18.03.2013

Gauck: deutsche Katholiken vor schwerem Weg "Eine schwierige Etappe"

Die aktiven Katholiken in Deutschland gehen nach Meinung von Joachim Gauck "durch eine schwierige Etappe". Für die Debatten über den Weg der Kirche wirbt der Bundespräsident um mehr Verständnis.

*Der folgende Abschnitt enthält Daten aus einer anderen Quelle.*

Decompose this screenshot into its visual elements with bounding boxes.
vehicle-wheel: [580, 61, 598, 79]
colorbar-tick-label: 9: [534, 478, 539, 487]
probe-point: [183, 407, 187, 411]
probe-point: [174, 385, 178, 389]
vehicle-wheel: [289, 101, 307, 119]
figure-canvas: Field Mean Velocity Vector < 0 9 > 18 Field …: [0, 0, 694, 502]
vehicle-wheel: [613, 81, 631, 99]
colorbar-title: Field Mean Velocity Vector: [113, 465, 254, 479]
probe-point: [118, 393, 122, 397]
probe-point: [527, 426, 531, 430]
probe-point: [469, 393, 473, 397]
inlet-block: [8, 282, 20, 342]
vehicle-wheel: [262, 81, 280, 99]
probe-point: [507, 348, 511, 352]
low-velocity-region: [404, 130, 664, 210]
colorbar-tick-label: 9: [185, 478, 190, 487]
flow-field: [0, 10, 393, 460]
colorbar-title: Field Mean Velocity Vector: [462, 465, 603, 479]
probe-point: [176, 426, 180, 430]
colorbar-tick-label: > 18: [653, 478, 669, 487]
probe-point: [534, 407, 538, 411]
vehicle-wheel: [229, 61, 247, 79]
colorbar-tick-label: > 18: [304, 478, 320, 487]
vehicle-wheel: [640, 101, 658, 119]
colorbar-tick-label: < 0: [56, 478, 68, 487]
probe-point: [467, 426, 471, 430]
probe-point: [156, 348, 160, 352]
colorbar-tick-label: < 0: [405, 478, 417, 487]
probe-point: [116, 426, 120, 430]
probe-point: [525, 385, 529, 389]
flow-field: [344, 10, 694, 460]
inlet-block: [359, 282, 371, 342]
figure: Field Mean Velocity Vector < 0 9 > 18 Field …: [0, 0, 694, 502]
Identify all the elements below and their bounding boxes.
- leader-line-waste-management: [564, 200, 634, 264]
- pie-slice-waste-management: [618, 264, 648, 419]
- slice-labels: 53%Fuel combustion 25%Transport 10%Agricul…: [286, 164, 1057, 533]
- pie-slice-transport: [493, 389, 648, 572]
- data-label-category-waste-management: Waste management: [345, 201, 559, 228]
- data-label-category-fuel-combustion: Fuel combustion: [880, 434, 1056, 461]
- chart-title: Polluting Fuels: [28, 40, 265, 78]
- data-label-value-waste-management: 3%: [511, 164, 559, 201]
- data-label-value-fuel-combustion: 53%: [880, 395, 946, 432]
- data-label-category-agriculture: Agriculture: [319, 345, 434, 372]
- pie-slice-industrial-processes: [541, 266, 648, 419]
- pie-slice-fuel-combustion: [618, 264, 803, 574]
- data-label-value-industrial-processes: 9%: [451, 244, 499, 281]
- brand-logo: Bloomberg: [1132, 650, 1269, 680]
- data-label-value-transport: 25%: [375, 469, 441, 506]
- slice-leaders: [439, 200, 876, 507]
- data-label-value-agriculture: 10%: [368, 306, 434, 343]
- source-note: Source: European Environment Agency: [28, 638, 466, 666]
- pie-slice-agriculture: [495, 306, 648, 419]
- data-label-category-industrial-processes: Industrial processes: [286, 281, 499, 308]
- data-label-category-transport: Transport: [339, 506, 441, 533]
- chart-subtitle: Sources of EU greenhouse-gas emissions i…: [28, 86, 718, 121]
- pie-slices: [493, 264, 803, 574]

Er wolle sich der "manchmal sehr heftigen Kritik an der katholischen Kirche" wegen deren beharrender Standpunkte jedenfalls nicht anschließen, sagte Gauck der "Bild"-Zeitung (Dienstagsausgabe). Zwar sei es Nicht-Katholiken ebenso wie einem Teil der Katholiken selbst fremd, dass die Kirche an einer Reihe von Dogmen und althergebrachten Traditionen festhalte. "Aber es gibt eben auch Menschen, die das Bewahren und Schützen wichtiger finden als das rasche Verändern", ergänzte Gauck, der bis 1989 evangelischer Pastor war.

Es sei gut, dass es diese konservativen Menschen gebe, sagte der Bundespräsident: "Sie gehören genauso zum Reichtum unseres Landes wie jene die stets zu neuen Gipfeln stürmen wollen." Die aktiven Katholiken in Deutschland gingen "durch eine schwierige Etappe". "Der Missbrauchsskandal, die Debatten um den Zölibat oder um die Rolle der Frauen in der Kirche treiben sie um." Aber viele setzten sich mit dieser Krise auseinander und das fände er gut, sagte Gauck.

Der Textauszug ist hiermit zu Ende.